他語無倫次的叫喊著,不管教士怎么安撫都沒用。從話語中不難聽出,男孩剛才做了一個奇異的夢,以至于醒來后還無法區分夢境與現實。
“我在這兒!哦,我可憐的小喬治!你這是怎么了?”
中年女人也牽著小女兒的手走進了房間,奧古斯教士繼續安撫男孩,想讓他說出夢中的事情,夏德則走回臥室門口,看著外面無人的客廳。
溫馨的家,似乎有些恐怖了。
“真的什么也感覺不到嗎?”
非常輕微的低語要素,非常輕微,就算是普通人,只要不是堅持在這里住一年,也不會受到影響。要素的出現,是你用咒術打開門以后。
她在他的耳邊輕聲回答,呢喃的聲響總是讓夏德想要轉頭看看自己背后是否趴著一個人。
“低語要素的出現,代表著這次的確是遺物,但問題是遺物在哪里......”
男孩在母親和老教士的安撫下,逐漸的平靜下來,但對于夢境中發生的事情卻無法給出詳細的情況。他醒來后就幾乎完全忘記了夢中的內容,只是隱約記得家里面出現了一個奇怪的纏著繃帶的人,并且那個奇怪的人試圖殺死他。
“這里缺少的油畫你是不是見過?這是你夫妻的遺物。”
見問不出太多的東西,奧古斯教士又從弗里曼太太手中拿過畫夾,翻開空白的那一頁讓男孩辨認。但男孩一臉疑惑的搖搖頭,表示他沒有動過父親的遺物。
“哥哥,我們剛搬過來的那天一起去找玩具,你不是翻過這個嗎?”
被弗里曼太太牽著手的女孩此時忽然說道,女孩大概只有五六歲大小,眼睛很亮,說話時還會咬著尾音。

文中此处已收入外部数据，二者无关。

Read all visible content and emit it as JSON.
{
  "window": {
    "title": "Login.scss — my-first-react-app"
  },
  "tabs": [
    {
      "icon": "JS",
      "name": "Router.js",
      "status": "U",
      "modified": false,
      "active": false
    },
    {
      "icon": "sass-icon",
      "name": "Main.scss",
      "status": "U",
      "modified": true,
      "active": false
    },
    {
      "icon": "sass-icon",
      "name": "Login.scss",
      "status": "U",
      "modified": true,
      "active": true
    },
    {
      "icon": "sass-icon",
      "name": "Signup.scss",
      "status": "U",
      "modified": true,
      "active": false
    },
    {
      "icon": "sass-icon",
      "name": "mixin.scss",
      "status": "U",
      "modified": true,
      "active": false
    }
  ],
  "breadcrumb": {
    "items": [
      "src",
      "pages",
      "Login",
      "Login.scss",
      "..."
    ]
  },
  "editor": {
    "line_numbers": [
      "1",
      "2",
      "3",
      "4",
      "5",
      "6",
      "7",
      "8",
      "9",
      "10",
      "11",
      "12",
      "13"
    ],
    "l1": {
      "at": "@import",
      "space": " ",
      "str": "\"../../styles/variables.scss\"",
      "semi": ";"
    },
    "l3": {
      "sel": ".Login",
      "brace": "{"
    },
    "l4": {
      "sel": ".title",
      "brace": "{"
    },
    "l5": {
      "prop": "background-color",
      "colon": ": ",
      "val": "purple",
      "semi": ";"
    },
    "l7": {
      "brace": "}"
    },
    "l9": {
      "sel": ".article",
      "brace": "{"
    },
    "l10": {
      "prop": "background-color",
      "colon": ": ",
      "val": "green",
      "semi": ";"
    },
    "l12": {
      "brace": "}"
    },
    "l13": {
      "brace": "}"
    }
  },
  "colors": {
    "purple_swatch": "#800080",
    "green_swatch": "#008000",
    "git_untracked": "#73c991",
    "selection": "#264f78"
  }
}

她好奇的看著自己的哥哥,但黃頭發男孩懵懂的搖搖頭:
“有這件事情嗎?”
和自己的妹妹說話時,語氣不再那么脆弱。
“有的,我記得你把一張畫抽出來,然后......然后發生了什么?”
小姑娘歪著頭想了半天也沒給出答案。
“孩子,你會把自己最喜愛的寶貝藏在哪里?”
奧古斯教士又問道,和藹的表情讓有些不愿意回答的男孩下意識的移開視線,但又見自己的母親和妹妹都在一旁關心的看著他,便咬咬牙說了出來:
“床底有只大紙箱。”
“教士,我來。”
夏德走過來,伸手從男孩的床底拉出來紙箱。打開以后,五個人一眼就看到了那副卷起來的油畫。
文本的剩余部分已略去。